This past year, many of the best known technology firms were actively designing and building new corporate offices. It's the first time Silicon Valley giants like Apple, Google and Facebook have done so from the ground up. The same is true for Amazon, which is building in Seattle.
All of these projects are still in their early stages, but perhaps the most talked about and architecturally ambitious project that broke ground this year is the Apple headquarters building in Cupertino, Calif. It was a project near and dear to the late Steve Jobs.

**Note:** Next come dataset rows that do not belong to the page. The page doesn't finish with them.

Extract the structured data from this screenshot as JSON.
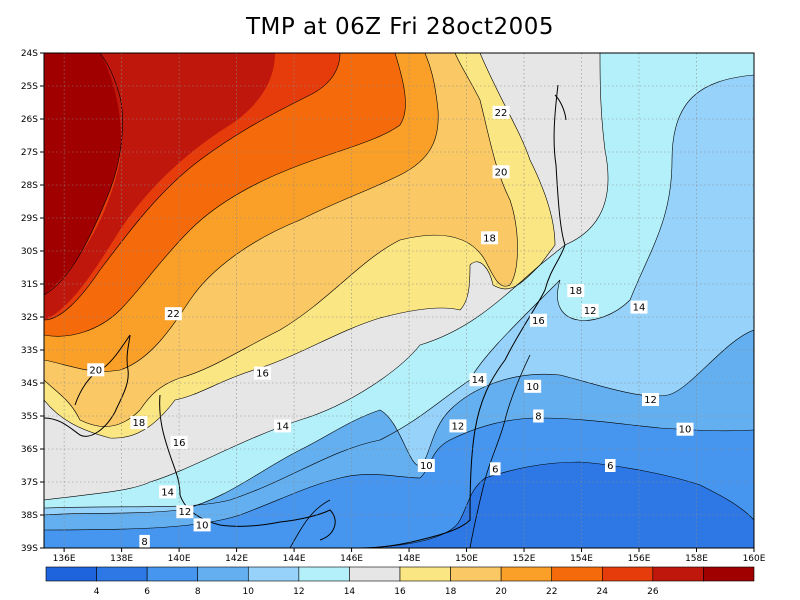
{
  "title": "TMP at 06Z Fri 28oct2005",
  "lat_labels": [
    "24S",
    "25S",
    "26S",
    "27S",
    "28S",
    "29S",
    "30S",
    "31S",
    "32S",
    "33S",
    "34S",
    "35S",
    "36S",
    "37S",
    "38S",
    "39S"
  ],
  "lon_labels": [
    "136E",
    "138E",
    "140E",
    "142E",
    "144E",
    "146E",
    "148E",
    "150E",
    "152E",
    "154E",
    "156E",
    "158E",
    "160E"
  ],
  "contour_labels": [
    {
      "text": "22",
      "lon": 151.2,
      "lat": -25.8
    },
    {
      "text": "20",
      "lon": 151.2,
      "lat": -27.6
    },
    {
      "text": "18",
      "lon": 150.8,
      "lat": -29.6
    },
    {
      "text": "18",
      "lon": 153.8,
      "lat": -31.2
    },
    {
      "text": "22",
      "lon": 139.8,
      "lat": -31.9
    },
    {
      "text": "12",
      "lon": 154.3,
      "lat": -31.8
    },
    {
      "text": "14",
      "lon": 156.0,
      "lat": -31.7
    },
    {
      "text": "16",
      "lon": 152.5,
      "lat": -32.1
    },
    {
      "text": "20",
      "lon": 137.1,
      "lat": -33.6
    },
    {
      "text": "16",
      "lon": 142.9,
      "lat": -33.7
    },
    {
      "text": "14",
      "lon": 150.4,
      "lat": -33.9
    },
    {
      "text": "10",
      "lon": 152.3,
      "lat": -34.1
    },
    {
      "text": "12",
      "lon": 156.4,
      "lat": -34.5
    },
    {
      "text": "18",
      "lon": 138.6,
      "lat": -35.2
    },
    {
      "text": "8",
      "lon": 152.5,
      "lat": -35.0
    },
    {
      "text": "14",
      "lon": 143.6,
      "lat": -35.3
    },
    {
      "text": "12",
      "lon": 149.7,
      "lat": -35.3
    },
    {
      "text": "10",
      "lon": 157.6,
      "lat": -35.4
    },
    {
      "text": "16",
      "lon": 140.0,
      "lat": -35.8
    },
    {
      "text": "10",
      "lon": 148.6,
      "lat": -36.5
    },
    {
      "text": "6",
      "lon": 151.0,
      "lat": -36.6
    },
    {
      "text": "6",
      "lon": 155.0,
      "lat": -36.5
    },
    {
      "text": "14",
      "lon": 139.6,
      "lat": -37.3
    },
    {
      "text": "12",
      "lon": 140.2,
      "lat": -37.9
    },
    {
      "text": "10",
      "lon": 140.8,
      "lat": -38.3
    },
    {
      "text": "8",
      "lon": 138.8,
      "lat": -38.8
    }
  ],
  "colorbar": {
    "colors": [
      "#1e64dc",
      "#2d78e4",
      "#4696ef",
      "#64afef",
      "#96d2fa",
      "#b4f0fa",
      "#e6e6e6",
      "#fae682",
      "#fac864",
      "#faa028",
      "#f56a0a",
      "#e63c0c",
      "#c0170d",
      "#a00000"
    ],
    "tick_labels": [
      "4",
      "6",
      "8",
      "10",
      "12",
      "14",
      "16",
      "18",
      "20",
      "22",
      "24",
      "26"
    ]
  }
}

"It's a pretty amazing building — let me show it to you. It looks a little like a spaceship landed, but there it is," the late Apple CEO said in 2011, when he unveiled the drawings at a local city council meeting. "It's got this gorgeous courtyard in the middle, but a lot more. It's a circle, and so it's curved all the way around. As you know, if you build things, this is not the cheapest way to build something. There's not a straight piece of glass in this building."

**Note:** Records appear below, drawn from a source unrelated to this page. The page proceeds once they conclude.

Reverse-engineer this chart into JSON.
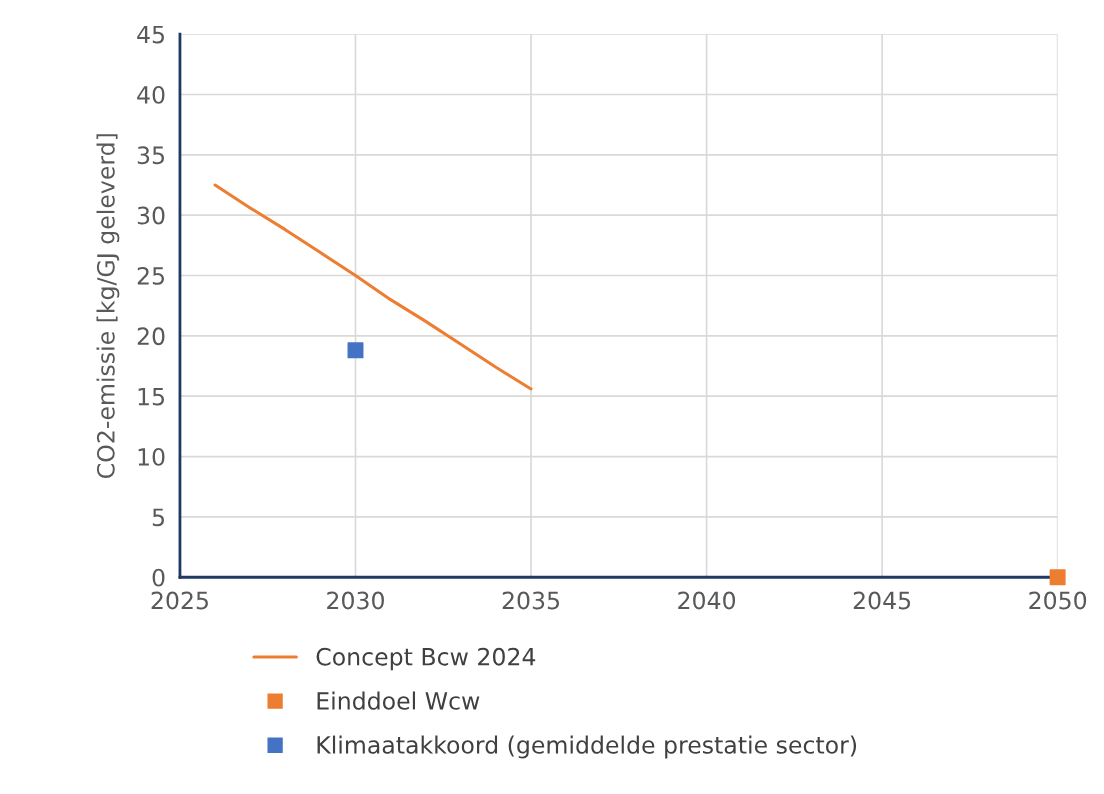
{
  "chart_data": {
    "type": "line",
    "ylabel": "CO2-emissie [kg/GJ geleverd]",
    "xlim": [
      2025,
      2050
    ],
    "xticks": [
      2025,
      2030,
      2035,
      2040,
      2045,
      2050
    ],
    "ylim": [
      0,
      45
    ],
    "yticks": [
      0,
      5,
      10,
      15,
      20,
      25,
      30,
      35,
      40,
      45
    ],
    "grid": true,
    "legend": "bottom",
    "series": [
      {
        "name": "Concept Bcw 2024",
        "color": "#ed7d31",
        "marker": "none",
        "x": [
          2026,
          2027,
          2028,
          2029,
          2030,
          2031,
          2032,
          2033,
          2034,
          2035
        ],
        "values": [
          32.5,
          30.6,
          28.8,
          26.9,
          25.0,
          23.0,
          21.2,
          19.3,
          17.4,
          15.6
        ]
      },
      {
        "name": "Einddoel Wcw",
        "type": "scatter",
        "color": "#ed7d31",
        "marker": "square",
        "x": [
          2050
        ],
        "values": [
          0
        ]
      },
      {
        "name": "Klimaatakkoord (gemiddelde prestatie sector)",
        "type": "scatter",
        "color": "#4472c4",
        "marker": "square",
        "x": [
          2030
        ],
        "values": [
          18.8
        ]
      }
    ]
  }
}
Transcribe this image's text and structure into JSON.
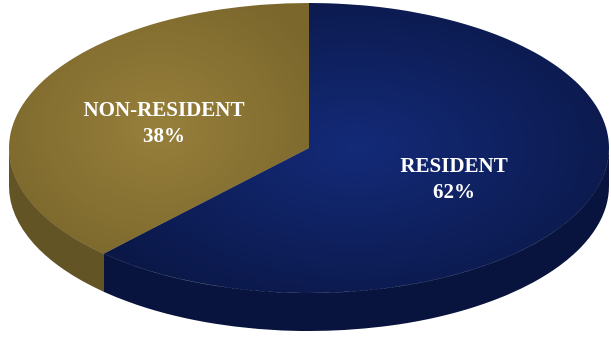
{
  "chart_data": {
    "type": "pie",
    "style": "3d",
    "title": "",
    "slices": [
      {
        "label": "RESIDENT",
        "value": 62,
        "display": "62%",
        "color": "#0c1c56"
      },
      {
        "label": "NON-RESIDENT",
        "value": 38,
        "display": "38%",
        "color": "#8a7434"
      }
    ]
  }
}
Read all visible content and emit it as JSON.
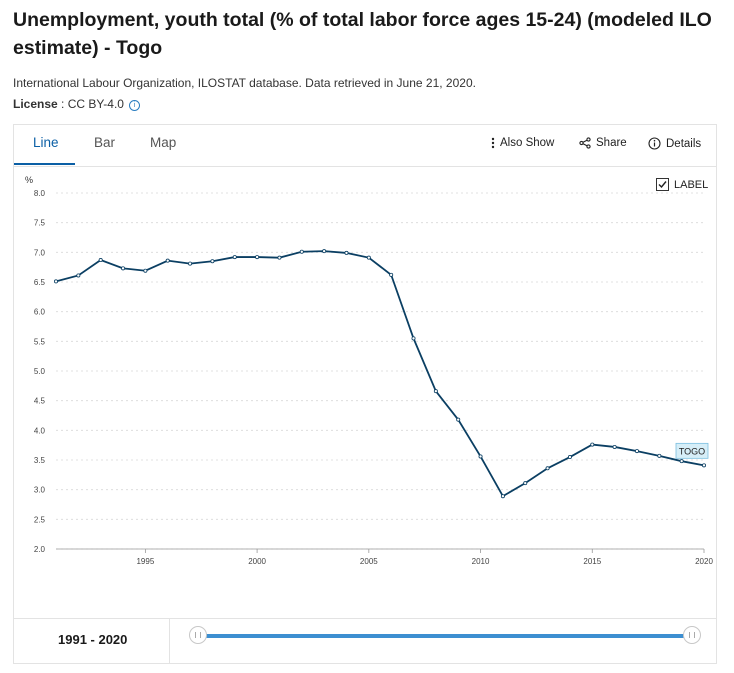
{
  "header": {
    "title": "Unemployment, youth total (% of total labor force ages 15-24) (modeled ILO estimate) - Togo",
    "source": "International Labour Organization, ILOSTAT database. Data retrieved in June 21, 2020.",
    "license_label": "License",
    "license_value": " : CC BY-4.0"
  },
  "tabs": [
    {
      "label": "Line",
      "active": true
    },
    {
      "label": "Bar",
      "active": false
    },
    {
      "label": "Map",
      "active": false
    }
  ],
  "actions": {
    "also_show": "Also Show",
    "share": "Share",
    "details": "Details"
  },
  "label_toggle": {
    "label": "LABEL",
    "checked": true
  },
  "range": {
    "label": "1991 - 2020",
    "start_fraction": 0,
    "end_fraction": 1
  },
  "colors": {
    "line": "#0b3f63",
    "accent": "#0b5fa5",
    "slider": "#3d8fd1"
  },
  "icons": {
    "also_show": "vertical-dots-icon",
    "share": "share-icon",
    "details": "info-icon"
  },
  "chart_data": {
    "type": "line",
    "title": "",
    "xlabel": "",
    "ylabel": "%",
    "xlim": [
      1991,
      2020
    ],
    "ylim": [
      2.0,
      8.0
    ],
    "yticks": [
      "2.0",
      "2.5",
      "3.0",
      "3.5",
      "4.0",
      "4.5",
      "5.0",
      "5.5",
      "6.0",
      "6.5",
      "7.0",
      "7.5",
      "8.0"
    ],
    "xticks": [
      "1995",
      "2000",
      "2005",
      "2010",
      "2015",
      "2020"
    ],
    "grid": true,
    "series": [
      {
        "name": "TOGO",
        "x": [
          1991,
          1992,
          1993,
          1994,
          1995,
          1996,
          1997,
          1998,
          1999,
          2000,
          2001,
          2002,
          2003,
          2004,
          2005,
          2006,
          2007,
          2008,
          2009,
          2010,
          2011,
          2012,
          2013,
          2014,
          2015,
          2016,
          2017,
          2018,
          2019,
          2020
        ],
        "values": [
          6.51,
          6.61,
          6.87,
          6.73,
          6.69,
          6.86,
          6.81,
          6.85,
          6.92,
          6.92,
          6.91,
          7.01,
          7.02,
          6.99,
          6.91,
          6.62,
          5.55,
          4.66,
          4.18,
          3.56,
          2.89,
          3.11,
          3.36,
          3.55,
          3.76,
          3.72,
          3.65,
          3.57,
          3.48,
          3.41
        ]
      }
    ]
  }
}
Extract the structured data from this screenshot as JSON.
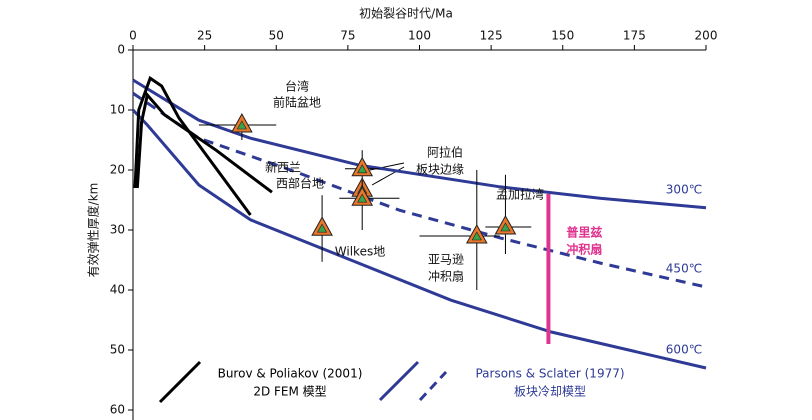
{
  "chart_data": {
    "type": "line",
    "x_label": "初始裂谷时代/Ma",
    "y_label": "有效弹性厚度/km",
    "xlim": [
      0,
      200
    ],
    "ylim": [
      0,
      60
    ],
    "y_inverted": true,
    "x_axis_position": "top",
    "xticks": [
      0,
      25,
      50,
      75,
      100,
      125,
      150,
      175,
      200
    ],
    "yticks": [
      0,
      10,
      20,
      30,
      40,
      50,
      60
    ],
    "series": [
      {
        "name": "300℃",
        "color": "#2e3a96",
        "style": "solid",
        "x": [
          0,
          23,
          41,
          79,
          128,
          163,
          200
        ],
        "values": [
          5,
          11.7,
          14.7,
          19.2,
          22.8,
          24.7,
          26.3
        ]
      },
      {
        "name": "450℃",
        "color": "#2e3a96",
        "style": "dashed",
        "x": [
          0,
          23,
          55,
          93,
          128,
          163,
          200
        ],
        "values": [
          7.2,
          14.7,
          20,
          26.7,
          31.3,
          35.5,
          39.5
        ]
      },
      {
        "name": "600℃",
        "color": "#2e3a96",
        "style": "solid",
        "x": [
          0,
          5,
          23,
          41,
          76,
          111,
          146,
          200
        ],
        "values": [
          10,
          12.5,
          22.5,
          28.3,
          35,
          41.7,
          47,
          53
        ]
      },
      {
        "color": "#000000",
        "style": "solid",
        "x": [
          0.7,
          2,
          6,
          10,
          16,
          41
        ],
        "values": [
          23,
          10,
          4.7,
          6,
          11.3,
          27.5
        ]
      },
      {
        "color": "#000000",
        "style": "solid",
        "x": [
          1.5,
          3,
          5,
          11,
          29,
          48.5
        ],
        "values": [
          23,
          12,
          7.5,
          10.8,
          16.7,
          23.7
        ]
      }
    ],
    "points": [
      {
        "x": 38,
        "y": 12.5,
        "xerr": [
          23,
          50
        ],
        "yerr": [
          11.3,
          15
        ]
      },
      {
        "x": 80,
        "y": 19.8,
        "xerr": [
          74,
          86
        ],
        "yerr": [
          16.7,
          22.5
        ]
      },
      {
        "x": 80,
        "y": 23.2
      },
      {
        "x": 80,
        "y": 24.7,
        "xerr": [
          72,
          93
        ],
        "yerr": [
          21.7,
          30
        ]
      },
      {
        "x": 66,
        "y": 29.7,
        "yerr": [
          24.2,
          35.3
        ]
      },
      {
        "x": 120,
        "y": 31,
        "xerr": [
          100,
          128
        ],
        "yerr": [
          20,
          40
        ]
      },
      {
        "x": 130,
        "y": 29.5,
        "xerr": [
          123,
          139
        ],
        "yerr": [
          20.8,
          34
        ]
      }
    ],
    "marker_colors": [
      "#e8762b",
      "#3aa34a"
    ],
    "range_bar": {
      "x": 145,
      "y": [
        24,
        49
      ],
      "color": "#e0338f",
      "label": [
        "普里兹",
        "冲积扇"
      ]
    },
    "annotations": [
      "台湾",
      "前陆盆地",
      "新西兰",
      "西部台地",
      "阿拉伯",
      "板块边缘",
      "Wilkes地",
      "亚马逊",
      "冲积扇",
      "孟加拉湾"
    ],
    "legend": [
      {
        "lines": [
          "Burov & Poliakov (2001)",
          "2D FEM 模型"
        ],
        "color": "#000000"
      },
      {
        "lines": [
          "Parsons & Sclater (1977)",
          "板块冷却模型"
        ],
        "color": "#2e3a96"
      }
    ]
  }
}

The four-story doughnut's walls of glass stretch around the building for nearly a mile. The price tag: several billion dollars.

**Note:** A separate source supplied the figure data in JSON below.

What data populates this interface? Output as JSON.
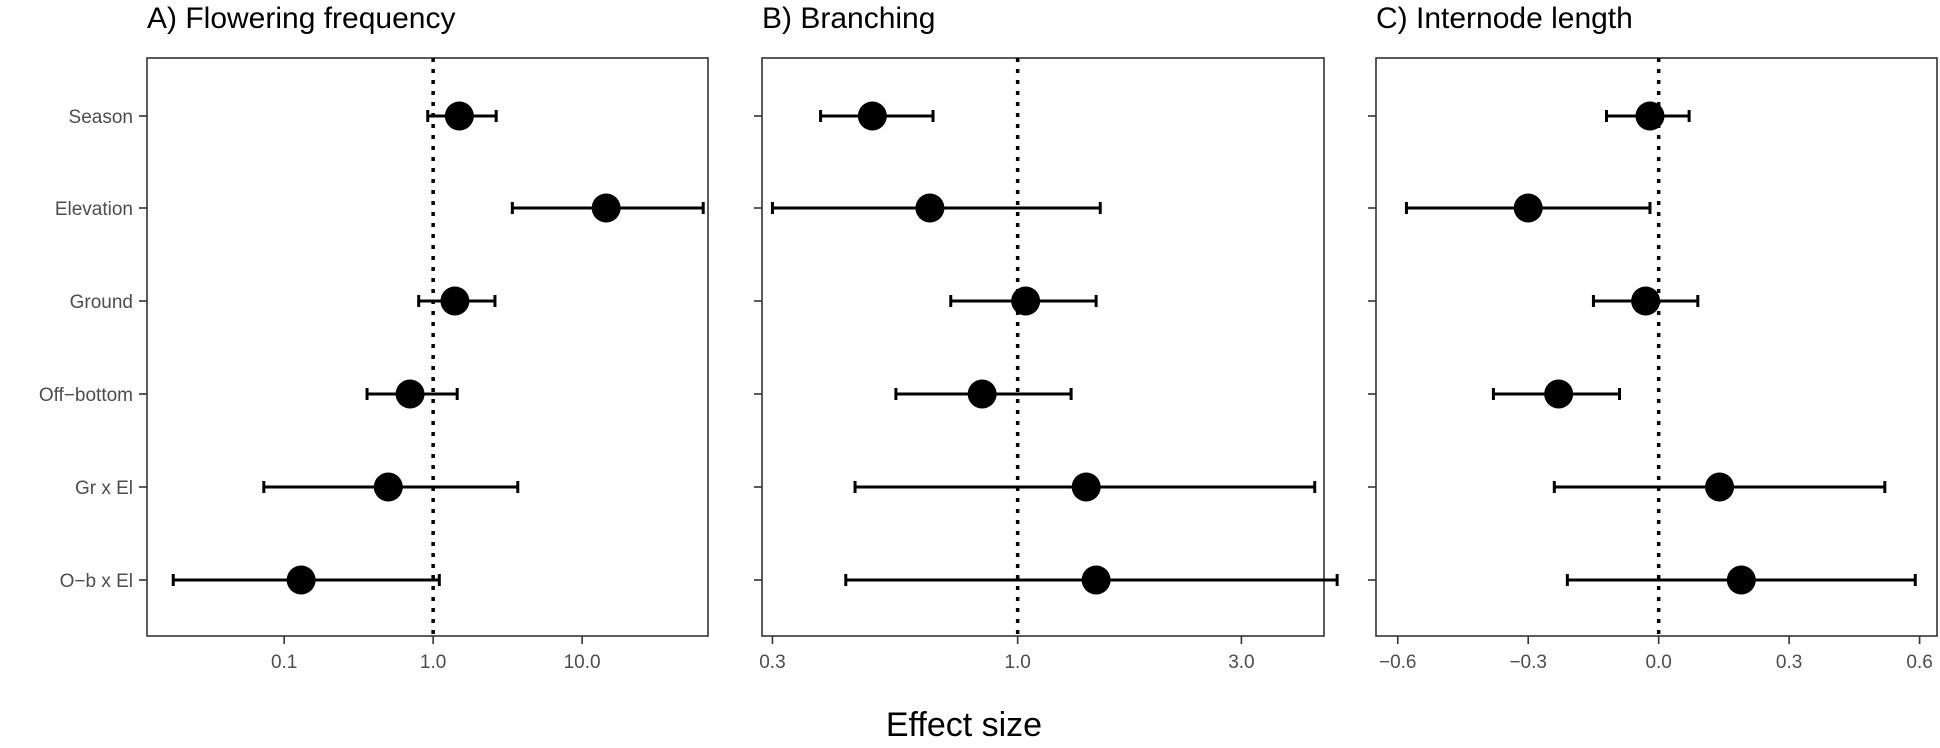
{
  "xlabel": "Effect size",
  "categories": [
    "Season",
    "Elevation",
    "Ground",
    "Off−bottom",
    "Gr x El",
    "O−b x El"
  ],
  "chart_data": [
    {
      "type": "scatter",
      "title": "A) Flowering frequency",
      "xscale": "log",
      "xlim": [
        0.012,
        70
      ],
      "xticks": [
        0.1,
        1.0,
        10.0
      ],
      "xtick_labels": [
        "0.1",
        "1.0",
        "10.0"
      ],
      "reference_line": 1.0,
      "points": [
        {
          "category": "Season",
          "estimate": 1.5,
          "lower": 0.92,
          "upper": 2.65
        },
        {
          "category": "Elevation",
          "estimate": 14.5,
          "lower": 3.4,
          "upper": 65
        },
        {
          "category": "Ground",
          "estimate": 1.4,
          "lower": 0.8,
          "upper": 2.6
        },
        {
          "category": "Off−bottom",
          "estimate": 0.7,
          "lower": 0.36,
          "upper": 1.45
        },
        {
          "category": "Gr x El",
          "estimate": 0.5,
          "lower": 0.073,
          "upper": 3.7
        },
        {
          "category": "O−b x El",
          "estimate": 0.13,
          "lower": 0.018,
          "upper": 1.1
        }
      ]
    },
    {
      "type": "scatter",
      "title": "B) Branching",
      "xscale": "log",
      "xlim": [
        0.285,
        4.5
      ],
      "xticks": [
        0.3,
        1.0,
        3.0
      ],
      "xtick_labels": [
        "0.3",
        "1.0",
        "3.0"
      ],
      "reference_line": 1.0,
      "points": [
        {
          "category": "Season",
          "estimate": 0.49,
          "lower": 0.38,
          "upper": 0.66
        },
        {
          "category": "Elevation",
          "estimate": 0.65,
          "lower": 0.3,
          "upper": 1.5
        },
        {
          "category": "Ground",
          "estimate": 1.04,
          "lower": 0.72,
          "upper": 1.47
        },
        {
          "category": "Off−bottom",
          "estimate": 0.84,
          "lower": 0.55,
          "upper": 1.3
        },
        {
          "category": "Gr x El",
          "estimate": 1.4,
          "lower": 0.45,
          "upper": 4.3
        },
        {
          "category": "O−b x El",
          "estimate": 1.47,
          "lower": 0.43,
          "upper": 4.8
        }
      ]
    },
    {
      "type": "scatter",
      "title": "C) Internode length",
      "xscale": "linear",
      "xlim": [
        -0.65,
        0.64
      ],
      "xticks": [
        -0.6,
        -0.3,
        0.0,
        0.3,
        0.6
      ],
      "xtick_labels": [
        "−0.6",
        "−0.3",
        "0.0",
        "0.3",
        "0.6"
      ],
      "reference_line": 0.0,
      "points": [
        {
          "category": "Season",
          "estimate": -0.02,
          "lower": -0.12,
          "upper": 0.07
        },
        {
          "category": "Elevation",
          "estimate": -0.3,
          "lower": -0.58,
          "upper": -0.02
        },
        {
          "category": "Ground",
          "estimate": -0.03,
          "lower": -0.15,
          "upper": 0.09
        },
        {
          "category": "Off−bottom",
          "estimate": -0.23,
          "lower": -0.38,
          "upper": -0.09
        },
        {
          "category": "Gr x El",
          "estimate": 0.14,
          "lower": -0.24,
          "upper": 0.52
        },
        {
          "category": "O−b x El",
          "estimate": 0.19,
          "lower": -0.21,
          "upper": 0.59
        }
      ]
    }
  ]
}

David Gissen, an architect and architectural historian at the California College of the Arts, says the building fits Apple's product design.
"That building is so fascinating," he says. "The purity of that design — it invokes or recalls the types of products that Apple releases. It's seamless; it's beautiful."
But others suggest that its vast scale might not be user-friendly. Employees, who are slated to move in in 2016, might have quite a hike to meet colleagues in another part of the building. In contrast, plans for the new Google facility in Mountain View, Calif., which is still being designed, call for no one to be more than a 2 1/2-minute walk from anyone else.
The architectural firm NBBJ is designing Google's new headquarters, as well as those for Samsung North America in San Jose, Calif., and Amazon in Seattle.
"What they are asking for is a building that reflects an identity and a personality," says NBBJ consultant Naomi Stanford. "They want the space to reflect their organizational values."
Historically, Stanford says, companies often viewed buildings as simply a cost. Now they're beginning to think about them as an asset — something that can be used to drive creativity and performance and attract and retain talent.
Nature plays a prominent role in all of these new buildings, Gissen says. He notes that there will be three immense, plant-filled spheres at Amazon's new headquarters.
The largest sphere will be 95 feet tall and 130 feet in diameter. Next to it, on each side, will be slightly smaller spheres. The faceted clear glass structures will face the street with an open plaza and green space connecting them to three large office towers.
"We literally see imagery that you would normally associate with a botanical garden," he says. "That is a very unusual and striking image for a corporate office building in a major American city."
Architect John Savo of NBBJ explains that the idea of a plant-filled conservatory was to create a place where Amazon employees could think and work more productively and creatively.
"There's ample studies out there that indicate that people walking in an urban street are thinking and feeling very differently than people walking in a park. In the parkland, they're both more relaxed and can concentrate better," he says.
The spheres are slated for completion at the end of 2016. The entire three-block project will be finished a year after that.
Amazon's John Schoettler, who oversees the company's global real estate, says the project will allow Amazon to add 12,000 new employees in Seattle. He emphasized the company's decision to build in the heart of the city rather than in the suburbs.
"I think it differentiates us from other companies and allows us to attract the type of employee that wants to be urban and live in an urban environment," Schoettler says.
Architecture critic Allison Arieff, who writes for the New York Times and other publications, says tech companies talk a lot about serendipitous exchanges fostering new ideas. But she's not convinced the deliberately self-contained suburban buildings will facilitate that.
"The only people that you're really running into are your co-workers, and at a certain point that leads to a certain level of naval-gazing, I think, because you're only ever talking to people who sort of agree with what you're saying," she says.